The project’s design achieved 90.8% of available BREEAM credits giving it an Outstanding rating. This was the result of the project team, given freedom by the client to innovate in all aspects, taking a fresh approach by framing every design decision using sustainability and exemplary low carbon solutions which also achieved the project’s goal of 75% lower carbon than similar buildings.

The most obvious innovative design solution is the locally sourced and prefabricated vertically hung straw thatch panel cassettes which clad the building. However, a less obvious but important innovation was that many structural elements within the building are Corsican Pine, sourced from Thetford Forest which is 30 miles from the site and not normally used as a structural material. The sustainable innovation required the design and construction teams to work closely with timber frame manufacturer Cygnum Timber Frame, The Forestry Commission, BRE and Thomson Saw Mill in Norwich to prove the suitability of the timber. The building’s foundations include not only 100% recycled aggregate but a unique low carbon concrete mix, and insulation is 100% recycled newspaper. Other local and natural materials used include Norfolk flint, hemp fabric, re-processed glass, re-purposed mahogany benches, reclaimed oak, clay plaster and nettle boards. The project team’s focus has enabled a large proportion of materials used to be sourced under 30 miles from the site.

Further environmental features of the building include 480m2 of solar panels – saving 3.9 kg CO2e/m2 annually – low NOx heating, SuDS and no active mechanical cooling as well as extensive site waste management and recycling during construction. In addition, water-saving sanitary-ware was specified and rainwater is reused for flushing.

BREEAM driving unique sustainable achievement

The target of achieving BREEAM Outstanding across a wide range of categories helped shape the design of the building and deliver its successes. On ‘Management’ the use of Soft Landings unquestionably provided a vehicle for the team to clarify the client brief from the outset, avoiding reworking and wasted time. Collaboration with all external stakeholders helped produce an early design with full buy in from the client.

The team developed a detailed understanding of air quality and a management plan for providing good internal air quality, within the ‘Health & Wellbeing’ BREEAM criterion, so that materials and construction processes did not contribute to indoor air quality issues during occupation. The project looked in detail at its water use, both during construction and with the building in operation, beyond reducing use to also consider energy use in treating reused water. Innovative slimline storage tanks in WCs collect, filter and UV treat water avoiding the need for underground store tanks and pump sets.

All materials used were scrutinised and challenged to ensure that the most effective product was selected to meet sustainability goals. Lastly, on ‘Land Use and Ecology’ a sympathetic approach to landscaping and biodiversity was developed for the project, which harnessed the BREEAM approach of systematically recording a project’s ecological features and details throughout its life.

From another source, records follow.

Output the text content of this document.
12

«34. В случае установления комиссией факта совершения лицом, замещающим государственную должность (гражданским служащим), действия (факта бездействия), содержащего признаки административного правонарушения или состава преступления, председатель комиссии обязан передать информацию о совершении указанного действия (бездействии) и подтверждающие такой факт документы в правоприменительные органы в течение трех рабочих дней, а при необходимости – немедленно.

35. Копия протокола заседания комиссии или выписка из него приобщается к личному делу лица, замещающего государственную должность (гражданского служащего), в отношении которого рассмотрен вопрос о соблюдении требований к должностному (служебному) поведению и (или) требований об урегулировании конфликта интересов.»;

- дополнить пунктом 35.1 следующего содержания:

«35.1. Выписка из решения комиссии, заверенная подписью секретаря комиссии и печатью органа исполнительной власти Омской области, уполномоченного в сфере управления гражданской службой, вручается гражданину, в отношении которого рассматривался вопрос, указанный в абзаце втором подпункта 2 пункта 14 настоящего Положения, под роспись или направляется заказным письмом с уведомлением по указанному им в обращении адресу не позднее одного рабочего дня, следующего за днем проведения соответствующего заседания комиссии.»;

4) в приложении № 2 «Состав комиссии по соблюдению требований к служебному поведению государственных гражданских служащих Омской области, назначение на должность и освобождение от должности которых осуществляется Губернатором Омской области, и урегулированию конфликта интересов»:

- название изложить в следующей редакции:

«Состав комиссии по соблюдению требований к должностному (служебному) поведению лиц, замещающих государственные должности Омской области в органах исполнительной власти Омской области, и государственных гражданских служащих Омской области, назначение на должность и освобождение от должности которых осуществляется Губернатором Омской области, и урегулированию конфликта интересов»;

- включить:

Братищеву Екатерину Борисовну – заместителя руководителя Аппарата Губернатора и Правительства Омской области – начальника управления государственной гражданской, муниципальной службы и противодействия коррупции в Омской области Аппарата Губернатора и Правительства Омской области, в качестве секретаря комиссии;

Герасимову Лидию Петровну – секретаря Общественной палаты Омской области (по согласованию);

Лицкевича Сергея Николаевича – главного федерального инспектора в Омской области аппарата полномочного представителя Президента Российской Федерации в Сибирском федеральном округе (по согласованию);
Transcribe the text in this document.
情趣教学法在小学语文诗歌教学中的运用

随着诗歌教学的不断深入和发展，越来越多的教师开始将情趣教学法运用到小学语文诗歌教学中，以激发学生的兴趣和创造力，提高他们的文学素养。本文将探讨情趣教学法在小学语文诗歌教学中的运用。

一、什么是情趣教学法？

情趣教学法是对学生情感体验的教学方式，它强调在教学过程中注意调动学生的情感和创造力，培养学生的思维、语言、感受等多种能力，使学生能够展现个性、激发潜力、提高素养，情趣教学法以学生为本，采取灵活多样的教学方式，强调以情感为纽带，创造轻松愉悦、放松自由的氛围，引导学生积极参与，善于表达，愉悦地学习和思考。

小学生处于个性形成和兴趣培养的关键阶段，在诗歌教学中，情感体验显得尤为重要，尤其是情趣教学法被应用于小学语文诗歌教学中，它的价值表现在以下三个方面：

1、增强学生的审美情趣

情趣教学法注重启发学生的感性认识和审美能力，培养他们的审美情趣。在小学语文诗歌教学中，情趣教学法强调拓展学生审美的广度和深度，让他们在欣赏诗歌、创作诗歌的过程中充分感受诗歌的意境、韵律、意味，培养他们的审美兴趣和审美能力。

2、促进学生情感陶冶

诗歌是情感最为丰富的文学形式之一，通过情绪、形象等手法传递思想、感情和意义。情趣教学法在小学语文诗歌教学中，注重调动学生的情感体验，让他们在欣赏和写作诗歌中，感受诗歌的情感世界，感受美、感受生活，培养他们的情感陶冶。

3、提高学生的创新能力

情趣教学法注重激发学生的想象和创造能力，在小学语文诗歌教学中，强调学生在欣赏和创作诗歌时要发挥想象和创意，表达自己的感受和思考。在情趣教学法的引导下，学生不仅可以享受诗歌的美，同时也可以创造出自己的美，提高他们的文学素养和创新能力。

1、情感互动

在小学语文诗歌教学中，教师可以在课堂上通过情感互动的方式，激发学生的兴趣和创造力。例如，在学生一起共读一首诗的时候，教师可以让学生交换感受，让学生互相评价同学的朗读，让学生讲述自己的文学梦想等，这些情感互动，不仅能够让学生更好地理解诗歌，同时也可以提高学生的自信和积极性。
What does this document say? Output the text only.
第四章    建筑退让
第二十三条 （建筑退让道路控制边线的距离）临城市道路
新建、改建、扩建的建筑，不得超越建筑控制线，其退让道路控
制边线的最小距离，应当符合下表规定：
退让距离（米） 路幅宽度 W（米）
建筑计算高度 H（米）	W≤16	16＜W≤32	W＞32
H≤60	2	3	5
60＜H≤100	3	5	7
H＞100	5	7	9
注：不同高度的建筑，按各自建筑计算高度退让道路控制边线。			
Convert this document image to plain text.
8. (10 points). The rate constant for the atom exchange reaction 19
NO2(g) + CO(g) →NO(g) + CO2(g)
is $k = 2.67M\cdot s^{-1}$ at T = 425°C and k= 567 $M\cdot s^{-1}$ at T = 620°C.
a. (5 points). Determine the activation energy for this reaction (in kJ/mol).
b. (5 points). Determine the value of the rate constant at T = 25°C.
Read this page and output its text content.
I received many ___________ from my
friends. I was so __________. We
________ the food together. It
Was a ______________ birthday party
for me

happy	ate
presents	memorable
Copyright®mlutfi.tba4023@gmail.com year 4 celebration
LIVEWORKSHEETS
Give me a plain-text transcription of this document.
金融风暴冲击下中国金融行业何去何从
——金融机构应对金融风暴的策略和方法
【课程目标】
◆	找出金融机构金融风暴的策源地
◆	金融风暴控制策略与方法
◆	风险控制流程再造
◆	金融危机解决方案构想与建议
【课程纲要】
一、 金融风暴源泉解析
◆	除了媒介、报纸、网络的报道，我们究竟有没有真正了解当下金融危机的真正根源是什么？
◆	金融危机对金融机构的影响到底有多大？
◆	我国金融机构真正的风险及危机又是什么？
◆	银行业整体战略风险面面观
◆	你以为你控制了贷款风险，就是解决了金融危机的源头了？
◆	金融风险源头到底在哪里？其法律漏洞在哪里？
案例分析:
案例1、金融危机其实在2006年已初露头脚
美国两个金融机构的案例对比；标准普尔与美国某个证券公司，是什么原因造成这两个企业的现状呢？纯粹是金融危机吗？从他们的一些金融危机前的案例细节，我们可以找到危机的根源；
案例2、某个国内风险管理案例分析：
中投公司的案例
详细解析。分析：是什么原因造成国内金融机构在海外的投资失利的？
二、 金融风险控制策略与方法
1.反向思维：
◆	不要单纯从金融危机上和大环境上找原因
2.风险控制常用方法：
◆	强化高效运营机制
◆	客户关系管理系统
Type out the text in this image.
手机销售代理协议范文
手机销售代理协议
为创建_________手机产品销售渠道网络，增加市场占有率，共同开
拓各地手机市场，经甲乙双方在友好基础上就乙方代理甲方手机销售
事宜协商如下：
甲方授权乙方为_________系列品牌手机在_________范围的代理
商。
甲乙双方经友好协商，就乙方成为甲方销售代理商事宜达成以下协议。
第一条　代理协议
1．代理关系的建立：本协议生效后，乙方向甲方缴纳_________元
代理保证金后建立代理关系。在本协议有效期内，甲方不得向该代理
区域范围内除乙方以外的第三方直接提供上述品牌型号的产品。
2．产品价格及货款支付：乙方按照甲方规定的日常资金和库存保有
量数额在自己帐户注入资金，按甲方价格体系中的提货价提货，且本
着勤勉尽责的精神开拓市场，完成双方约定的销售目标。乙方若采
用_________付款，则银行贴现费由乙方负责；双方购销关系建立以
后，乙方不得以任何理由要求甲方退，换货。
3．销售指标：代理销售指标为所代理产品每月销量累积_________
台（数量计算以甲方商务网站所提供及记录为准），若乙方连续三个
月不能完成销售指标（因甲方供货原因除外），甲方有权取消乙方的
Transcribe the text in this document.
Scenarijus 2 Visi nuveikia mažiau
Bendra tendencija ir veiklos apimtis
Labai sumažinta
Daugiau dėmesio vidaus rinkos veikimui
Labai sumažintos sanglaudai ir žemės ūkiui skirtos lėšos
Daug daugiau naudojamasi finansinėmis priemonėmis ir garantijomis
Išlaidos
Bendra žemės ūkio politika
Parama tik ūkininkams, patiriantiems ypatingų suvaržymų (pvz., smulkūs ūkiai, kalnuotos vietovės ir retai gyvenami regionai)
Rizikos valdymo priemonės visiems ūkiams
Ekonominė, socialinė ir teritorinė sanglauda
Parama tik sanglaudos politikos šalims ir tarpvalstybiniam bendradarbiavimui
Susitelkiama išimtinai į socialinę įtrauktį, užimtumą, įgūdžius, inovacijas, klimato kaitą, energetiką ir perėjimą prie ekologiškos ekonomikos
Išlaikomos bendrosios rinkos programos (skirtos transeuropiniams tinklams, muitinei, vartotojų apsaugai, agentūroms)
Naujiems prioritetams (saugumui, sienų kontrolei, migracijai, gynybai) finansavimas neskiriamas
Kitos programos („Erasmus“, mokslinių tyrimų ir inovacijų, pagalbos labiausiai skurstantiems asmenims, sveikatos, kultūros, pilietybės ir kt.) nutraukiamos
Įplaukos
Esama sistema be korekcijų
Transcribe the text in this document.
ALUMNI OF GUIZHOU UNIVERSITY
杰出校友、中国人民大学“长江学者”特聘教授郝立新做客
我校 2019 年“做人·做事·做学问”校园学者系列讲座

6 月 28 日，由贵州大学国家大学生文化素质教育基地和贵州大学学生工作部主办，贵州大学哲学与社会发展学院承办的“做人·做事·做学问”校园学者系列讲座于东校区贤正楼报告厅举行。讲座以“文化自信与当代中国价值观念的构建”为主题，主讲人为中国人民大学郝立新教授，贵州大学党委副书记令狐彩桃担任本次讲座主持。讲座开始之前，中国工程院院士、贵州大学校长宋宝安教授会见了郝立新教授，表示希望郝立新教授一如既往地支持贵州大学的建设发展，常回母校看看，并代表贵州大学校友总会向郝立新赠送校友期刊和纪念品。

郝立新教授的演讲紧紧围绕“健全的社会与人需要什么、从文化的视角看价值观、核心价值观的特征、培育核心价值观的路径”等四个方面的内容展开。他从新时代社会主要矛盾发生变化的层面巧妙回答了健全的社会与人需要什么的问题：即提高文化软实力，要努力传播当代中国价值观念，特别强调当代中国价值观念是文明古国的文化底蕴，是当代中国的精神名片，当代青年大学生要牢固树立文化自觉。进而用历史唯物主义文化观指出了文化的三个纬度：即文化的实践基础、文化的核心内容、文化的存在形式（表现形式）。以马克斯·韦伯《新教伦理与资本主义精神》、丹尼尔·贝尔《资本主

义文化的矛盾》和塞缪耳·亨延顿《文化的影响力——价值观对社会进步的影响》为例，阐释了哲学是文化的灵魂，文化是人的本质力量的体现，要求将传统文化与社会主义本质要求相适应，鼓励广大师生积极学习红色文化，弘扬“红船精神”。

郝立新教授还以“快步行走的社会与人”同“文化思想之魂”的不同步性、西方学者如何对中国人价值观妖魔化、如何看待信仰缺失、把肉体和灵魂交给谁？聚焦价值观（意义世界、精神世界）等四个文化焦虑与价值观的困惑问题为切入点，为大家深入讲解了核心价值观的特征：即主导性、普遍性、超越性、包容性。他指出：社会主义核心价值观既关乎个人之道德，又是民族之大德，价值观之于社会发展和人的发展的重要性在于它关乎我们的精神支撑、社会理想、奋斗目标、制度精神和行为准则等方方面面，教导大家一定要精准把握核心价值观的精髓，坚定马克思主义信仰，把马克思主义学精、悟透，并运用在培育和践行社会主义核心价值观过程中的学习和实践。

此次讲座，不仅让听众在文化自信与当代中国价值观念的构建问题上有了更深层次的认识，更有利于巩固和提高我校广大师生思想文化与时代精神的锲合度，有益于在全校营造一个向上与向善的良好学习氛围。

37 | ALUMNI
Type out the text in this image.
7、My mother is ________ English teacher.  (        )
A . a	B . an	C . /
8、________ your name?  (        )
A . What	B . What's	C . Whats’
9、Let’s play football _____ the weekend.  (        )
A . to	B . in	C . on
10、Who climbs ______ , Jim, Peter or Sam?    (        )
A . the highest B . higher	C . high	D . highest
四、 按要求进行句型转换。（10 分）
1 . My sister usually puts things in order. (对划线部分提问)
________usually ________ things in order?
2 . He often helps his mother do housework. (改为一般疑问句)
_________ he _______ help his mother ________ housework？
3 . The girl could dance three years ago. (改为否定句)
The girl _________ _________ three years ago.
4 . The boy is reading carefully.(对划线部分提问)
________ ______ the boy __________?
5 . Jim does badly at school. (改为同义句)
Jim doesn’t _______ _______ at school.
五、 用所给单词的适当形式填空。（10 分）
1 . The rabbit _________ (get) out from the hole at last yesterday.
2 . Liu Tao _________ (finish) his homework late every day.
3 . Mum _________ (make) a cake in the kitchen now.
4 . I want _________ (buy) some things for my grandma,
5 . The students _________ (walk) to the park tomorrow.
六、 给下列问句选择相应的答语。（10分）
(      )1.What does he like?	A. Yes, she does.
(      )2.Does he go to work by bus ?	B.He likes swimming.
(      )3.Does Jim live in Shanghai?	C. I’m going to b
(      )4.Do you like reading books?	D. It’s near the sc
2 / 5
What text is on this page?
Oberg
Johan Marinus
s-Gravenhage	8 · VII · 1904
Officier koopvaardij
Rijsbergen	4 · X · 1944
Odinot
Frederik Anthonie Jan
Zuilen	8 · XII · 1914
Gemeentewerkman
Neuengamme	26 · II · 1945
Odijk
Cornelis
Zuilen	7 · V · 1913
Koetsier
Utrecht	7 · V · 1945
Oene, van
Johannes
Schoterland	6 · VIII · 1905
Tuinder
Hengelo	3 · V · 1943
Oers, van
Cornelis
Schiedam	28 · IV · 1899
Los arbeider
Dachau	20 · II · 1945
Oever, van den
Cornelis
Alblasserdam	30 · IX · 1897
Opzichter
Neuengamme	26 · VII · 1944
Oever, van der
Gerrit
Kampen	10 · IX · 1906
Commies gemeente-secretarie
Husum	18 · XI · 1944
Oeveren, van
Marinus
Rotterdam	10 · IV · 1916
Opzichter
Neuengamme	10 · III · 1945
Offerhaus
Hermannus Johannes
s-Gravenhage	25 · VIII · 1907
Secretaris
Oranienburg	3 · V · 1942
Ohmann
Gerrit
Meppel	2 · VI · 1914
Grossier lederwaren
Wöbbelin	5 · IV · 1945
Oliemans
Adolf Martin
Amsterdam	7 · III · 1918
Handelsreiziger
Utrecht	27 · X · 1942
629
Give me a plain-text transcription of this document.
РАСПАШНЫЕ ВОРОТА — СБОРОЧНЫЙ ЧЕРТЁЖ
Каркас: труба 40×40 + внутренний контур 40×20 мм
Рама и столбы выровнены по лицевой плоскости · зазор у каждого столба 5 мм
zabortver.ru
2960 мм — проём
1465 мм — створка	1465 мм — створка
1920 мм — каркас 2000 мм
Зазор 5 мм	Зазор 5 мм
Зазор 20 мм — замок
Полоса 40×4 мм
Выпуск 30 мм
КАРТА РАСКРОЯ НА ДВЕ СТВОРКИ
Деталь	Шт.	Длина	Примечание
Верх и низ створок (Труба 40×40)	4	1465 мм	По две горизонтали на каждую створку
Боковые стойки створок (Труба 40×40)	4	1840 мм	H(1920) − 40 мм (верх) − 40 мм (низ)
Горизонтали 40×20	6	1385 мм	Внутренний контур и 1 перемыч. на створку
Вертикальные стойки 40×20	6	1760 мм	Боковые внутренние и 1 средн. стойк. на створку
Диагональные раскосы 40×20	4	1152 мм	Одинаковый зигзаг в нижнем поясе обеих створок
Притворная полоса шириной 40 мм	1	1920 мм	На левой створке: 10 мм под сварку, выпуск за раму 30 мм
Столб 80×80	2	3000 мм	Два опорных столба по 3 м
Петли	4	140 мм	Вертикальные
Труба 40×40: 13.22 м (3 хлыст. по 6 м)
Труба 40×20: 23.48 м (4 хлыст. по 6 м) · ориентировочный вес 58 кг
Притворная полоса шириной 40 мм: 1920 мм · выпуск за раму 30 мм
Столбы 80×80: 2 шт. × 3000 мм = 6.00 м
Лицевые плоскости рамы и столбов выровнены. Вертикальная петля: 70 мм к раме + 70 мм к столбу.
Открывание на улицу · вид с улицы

The presence of a client team prepared to think differently in tandem with a highly engaged project team enabled the project to innovate at every opportunity including enabling a change of mindset throughout the supply chain to deliver locally sourced materials. A unique procurement method including a design competition and a single-point delivery model helped to successfully encourage and underpin sustainability throughout the project to deliver both BREEAM Outstanding and Passivhaus, as well as a host of innovations.

Professor John French, CEO of the Adapt Low Carbon Group commented on how the BREEAM process was key to providing a useful method for the project team to focus on and deliver its wide ranging and ambitious sustainability targets. “BREEAM provided a known and established framework for the design team and contractor to work within. While some of our sustainable aspirations exceeded BREEAM criteria, other credits provided useful benchmarks to incorporate into the building design.”